BC4. Illustrative examples on the application of IFRIC 12 are available in the additional material for NZ IFRIC 12 Service Concession Arrangements on the XRB website.

PBE FRS 45 Service Concession Arrangements: Operator was issued in September 2014.

Table of Pronouncements

This table lists the pronouncements establishing and substantially amending PBE FRS 45. The table is based on amendments issued as at 31 January 2021.

Pronouncements

Date issued

Early operative date

Effective date (annual financial statements … on or after …)
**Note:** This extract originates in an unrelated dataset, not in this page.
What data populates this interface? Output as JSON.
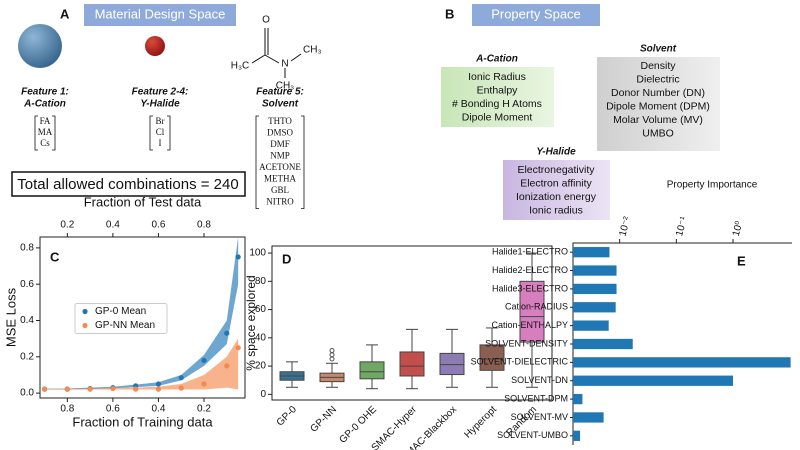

PBE FRS 45 Service Concession Arrangements: Operator

Sept 2014

Early application is permitted for not-for-profit public benefit entities

1 April 2015

PBE IFRS 9 Financial Instruments

Jan 2017

Early application is permitted

1 Jan 20223

PBE IPSAS 41 Financial Instruments

Mar 2019

Early application is permitted

1 Jan 2022

Table of Amended Paragraphs in PBE FRS 45

Table of Amended Paragraphs in PBE FRS 45

Paragraph affected

How affected

By … [date]

Paragraph 21

Amended

PBE IPSAS 41 [Mar 2019]

Paragraph 22

Amended

PBE IPSAS 41 [Mar 2019]

Paragraph 23

Amended

PBE IPSAS 41 [Mar 2019]

Paragraph 30.1

Added

PBE IFRS 9 [Jan 2017]

Paragraph 30.1

Amended

PBE IPSAS 41 [Mar 2019]

Paragraph 30.2

Added

PBE IPSAS 41 [Mar 2019]

 

PBE IFRS 9 was subsequently withdrawn by PBE IPSAS 41. The amendments in Appendix D of PBE IFRS 9 were not compiled. Effective Date of PBE IFRS 9, issued in March 2019, deferred the effective date of PBE IFRS 9 from 1 January 2021 to 1 January 2022.